I strongly suspect he does.
Natchez created several precedents for our president: Sen. Hiram Revels was the first African-American elected to the U.S. Senate and was pastor of Zion A.M.E. Church here in Natchez at that time. President Obama was the fifth African-American elected to the U.S. Senate.
Republican John R. Lynch was the first African-American to give a keynote address at a national convention of a major political party, and he had served as state representative and Speaker of the Mississippi House and a three-term U.S. Congressman while living in Natchez. Obama was the second African-American to give such a keynote address and the first at the Democratic National Convention.

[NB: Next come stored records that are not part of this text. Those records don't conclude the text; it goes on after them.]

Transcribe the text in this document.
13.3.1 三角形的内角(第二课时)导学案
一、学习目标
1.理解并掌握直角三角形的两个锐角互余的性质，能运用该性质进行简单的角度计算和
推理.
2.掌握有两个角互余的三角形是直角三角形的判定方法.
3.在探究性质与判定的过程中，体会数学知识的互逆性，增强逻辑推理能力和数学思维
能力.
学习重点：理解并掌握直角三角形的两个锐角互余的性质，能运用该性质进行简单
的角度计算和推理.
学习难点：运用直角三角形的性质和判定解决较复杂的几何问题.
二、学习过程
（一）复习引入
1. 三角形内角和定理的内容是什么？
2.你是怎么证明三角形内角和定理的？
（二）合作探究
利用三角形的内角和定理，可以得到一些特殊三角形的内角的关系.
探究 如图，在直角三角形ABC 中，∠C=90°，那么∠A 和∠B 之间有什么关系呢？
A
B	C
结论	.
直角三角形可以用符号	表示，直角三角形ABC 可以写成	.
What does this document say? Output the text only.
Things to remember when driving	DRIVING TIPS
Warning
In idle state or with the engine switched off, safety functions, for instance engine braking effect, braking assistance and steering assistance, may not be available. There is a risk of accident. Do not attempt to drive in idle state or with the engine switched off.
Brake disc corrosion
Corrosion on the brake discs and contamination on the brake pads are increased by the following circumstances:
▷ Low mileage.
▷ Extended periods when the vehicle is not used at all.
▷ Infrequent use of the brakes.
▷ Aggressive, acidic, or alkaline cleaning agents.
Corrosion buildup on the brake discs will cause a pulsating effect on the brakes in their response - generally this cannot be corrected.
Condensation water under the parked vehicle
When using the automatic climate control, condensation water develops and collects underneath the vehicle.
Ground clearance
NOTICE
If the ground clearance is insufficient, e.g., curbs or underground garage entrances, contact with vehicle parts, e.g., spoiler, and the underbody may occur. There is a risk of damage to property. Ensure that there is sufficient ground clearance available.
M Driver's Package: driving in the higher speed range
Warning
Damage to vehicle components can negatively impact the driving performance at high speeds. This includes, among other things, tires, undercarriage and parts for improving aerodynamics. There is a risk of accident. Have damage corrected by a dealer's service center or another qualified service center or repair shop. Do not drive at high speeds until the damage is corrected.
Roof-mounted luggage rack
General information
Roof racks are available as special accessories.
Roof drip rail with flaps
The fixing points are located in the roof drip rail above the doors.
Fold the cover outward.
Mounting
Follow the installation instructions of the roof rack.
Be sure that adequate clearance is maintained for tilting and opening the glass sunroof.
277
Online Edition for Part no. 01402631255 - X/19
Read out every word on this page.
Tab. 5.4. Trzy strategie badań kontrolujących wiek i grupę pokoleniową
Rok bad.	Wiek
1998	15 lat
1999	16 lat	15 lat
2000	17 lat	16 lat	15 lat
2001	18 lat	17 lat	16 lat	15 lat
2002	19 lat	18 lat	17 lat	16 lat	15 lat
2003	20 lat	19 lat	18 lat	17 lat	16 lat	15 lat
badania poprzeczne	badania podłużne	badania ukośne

Author Richard Wright of Natchez spent some of his formative years as a writer living on the south side of Chicago and eventually went to Indonesia in 1955 to write his book, “The Color Curtain.” President Obama’s years as a young boy with his mother and stepfather in Indonesia gave him his most significant experience of living in a foreign country, and he later became a community organizer on the south side of Chicago.
These are just three of the reasons that President Obama may be far more familiar with Natchez than we might initially imagine, and good reasons for him to be given a symbolic key to the city should he favor us with a visit in 2016.
Mr. Peabody does have some interesting ideas regarding French participation in our Tri-Centennial. However, it is important to note it was the Chickasaw tribe in the Tupelo vicinity that took in the survivors of the Natchez tribe, not the Choctaw who were allied with the French.
The French even persuaded the Choctaw to join them in attacking the English-allied Chickasaw at Tupelo, because they refused to hand over the few surviving Natchez, but the French failed in that effort.
It should also be noted the first enslaved Africans were brought to Natchez by the French shortly after their arrival. They were initially Bambara people from the Niger River valley in what is now the nation of Mali.
Some of the Bambara allied themselves with the Natchez in their war against the French.
If the French are officially invited, certainly we should invite some representatives of the Bambara from Mali, as well. There are probably already some Bambara who are musicians residing in this country who could render some of their music that many consider related to, if not the forerunner of, the Mississippi blues.
Given the African origins of the Bambara, it seems even more appropriate for our president to be invited to and given a key to this city with its multi-cultural heritage.